Longer term, we need a stable source of revenue for the necessary investments in clean energy research, development, and deployment. The obvious source for that revenue is a price on carbon. Unlike capricious government tax credits, a carbon price shifts investment incentives across the entire economy at once, especially as it slowly ramps up over time. It also provides money, if necessary, to protect consumers from short-term bumps in energy prices, reduce other tax rates, or pay down the deficit.
I simply don't share Steve's conviction that we must cling to the dirty energy status quo or our economy will crumble. I have faith that American researchers, entrepreneurs, and workers can overcome this country's challenges, if only we set them to the task.
Steve Everley: As we conclude, let me thank David for a spirited and well-informed debate. In a time of intense partisanship, I appreciate the opportunity to discuss this important issue on rational terms with a person who clearly has an intellectual faculty to be envied. I can only hope my arguments have made the feeling mutual.
What we have been debating is actually about values. Do we value affordable energy, or do we value a European model of high energy prices? Do we value an empowered private sector, or do we value an empowered and, yes, even larger government? Most importantly, do we value creating American jobs today, or do we value making insignificant changes in temperatures ninety years from now?
Supporting a market-based economy, what could be called “the freedom culture,” is a necessary prerequisite for enduring prosperity and protecting the American way of life. Continuing to do this will, in turn, continue to pay the dividends we have already reaped: An expansion of wealth through greater opportunities and higher productivity; an economy that is globally envied and attracts immigrants from the world over; and exciting new inventions and technologies, including those that protect the environment in ways central planners could never conceive.
This is the fundamental reason why opposition to cap and trade is so high. The American system rejects the long disproven notion that we can tax our way to prosperity. The Left may believe in their hearts that cap and trade will create jobs and make life better for everyone, but that is a conclusion taken blindly on faith, not its compatibility with the American system.
Nor is it even based upon empirical research, as Spain and Europe as a whole have discovered. Numerous reputable analyses have indicated that cap and trade will kill jobs, and it is universally accepted that cap and trade will raise energy prices: Even President Obama says so, and the president’s now-former budget director has testified that higher prices are necessary for cap and trade to work.
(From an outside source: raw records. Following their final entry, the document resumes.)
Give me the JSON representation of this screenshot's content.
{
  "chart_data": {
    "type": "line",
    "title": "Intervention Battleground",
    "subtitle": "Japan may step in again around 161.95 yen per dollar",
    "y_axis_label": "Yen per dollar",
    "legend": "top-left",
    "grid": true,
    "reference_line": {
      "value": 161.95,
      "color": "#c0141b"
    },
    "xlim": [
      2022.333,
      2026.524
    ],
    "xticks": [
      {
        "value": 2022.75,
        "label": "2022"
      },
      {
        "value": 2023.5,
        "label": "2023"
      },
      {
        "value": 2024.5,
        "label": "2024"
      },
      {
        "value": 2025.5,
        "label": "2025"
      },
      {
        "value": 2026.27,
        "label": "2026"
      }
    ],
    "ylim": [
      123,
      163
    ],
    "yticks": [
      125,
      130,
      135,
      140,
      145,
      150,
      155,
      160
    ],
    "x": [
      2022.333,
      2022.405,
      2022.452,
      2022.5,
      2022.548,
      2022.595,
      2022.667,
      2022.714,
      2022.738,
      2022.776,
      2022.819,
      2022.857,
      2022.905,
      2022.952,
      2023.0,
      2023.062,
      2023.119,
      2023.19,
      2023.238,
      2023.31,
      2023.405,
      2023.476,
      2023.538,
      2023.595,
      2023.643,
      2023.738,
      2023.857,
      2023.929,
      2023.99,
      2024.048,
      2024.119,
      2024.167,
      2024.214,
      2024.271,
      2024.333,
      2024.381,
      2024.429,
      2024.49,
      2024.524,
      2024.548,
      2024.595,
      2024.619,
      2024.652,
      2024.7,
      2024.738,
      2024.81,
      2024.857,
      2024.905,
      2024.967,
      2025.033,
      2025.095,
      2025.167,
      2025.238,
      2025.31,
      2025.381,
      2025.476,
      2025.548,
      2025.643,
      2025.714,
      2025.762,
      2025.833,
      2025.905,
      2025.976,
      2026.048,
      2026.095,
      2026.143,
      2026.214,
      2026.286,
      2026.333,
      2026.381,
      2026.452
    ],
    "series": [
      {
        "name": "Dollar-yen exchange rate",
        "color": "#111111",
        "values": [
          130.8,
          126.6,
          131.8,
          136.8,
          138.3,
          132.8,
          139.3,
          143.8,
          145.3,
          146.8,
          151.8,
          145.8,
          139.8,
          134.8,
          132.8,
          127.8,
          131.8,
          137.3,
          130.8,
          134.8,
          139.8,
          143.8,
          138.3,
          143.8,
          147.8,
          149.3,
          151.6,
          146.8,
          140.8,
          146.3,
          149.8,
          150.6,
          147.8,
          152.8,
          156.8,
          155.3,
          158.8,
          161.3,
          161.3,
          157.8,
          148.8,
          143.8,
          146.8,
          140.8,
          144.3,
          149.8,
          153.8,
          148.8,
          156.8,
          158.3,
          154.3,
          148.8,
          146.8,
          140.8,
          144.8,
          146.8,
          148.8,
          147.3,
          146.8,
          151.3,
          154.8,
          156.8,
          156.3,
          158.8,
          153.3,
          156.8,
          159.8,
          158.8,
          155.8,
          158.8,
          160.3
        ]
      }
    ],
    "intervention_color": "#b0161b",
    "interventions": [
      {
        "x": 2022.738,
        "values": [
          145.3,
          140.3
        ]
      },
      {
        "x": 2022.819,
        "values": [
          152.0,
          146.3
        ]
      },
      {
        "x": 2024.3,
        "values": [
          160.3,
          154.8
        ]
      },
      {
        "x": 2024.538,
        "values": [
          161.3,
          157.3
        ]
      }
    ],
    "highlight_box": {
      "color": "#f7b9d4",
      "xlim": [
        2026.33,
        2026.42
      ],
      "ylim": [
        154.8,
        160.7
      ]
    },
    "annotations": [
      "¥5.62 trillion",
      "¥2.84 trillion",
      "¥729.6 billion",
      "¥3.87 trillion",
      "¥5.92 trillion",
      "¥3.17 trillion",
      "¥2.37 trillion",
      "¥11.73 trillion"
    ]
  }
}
The only mitigating factor for these new taxes is the hope that government will fulfill its promise to redistribute wealth effectively. Again, that must be taken on faith, not history or experience.
As a representative democracy, the American people have the power and freedom to choose, through tradeoffs and establishing priorities, how they want to address a host of problems, ranging from the economy to the War on Terror. On global warming, it’s clear that Americans do not support a policy that will kill jobs and raise their taxes so they might put an insignificant dent in temperatures many decades from now.
Cap and trade is an attempt to redistribute wealth, kill jobs, and let the government define what opportunities are permissible, all of which represent a fundamental rejection of the American freedom culture.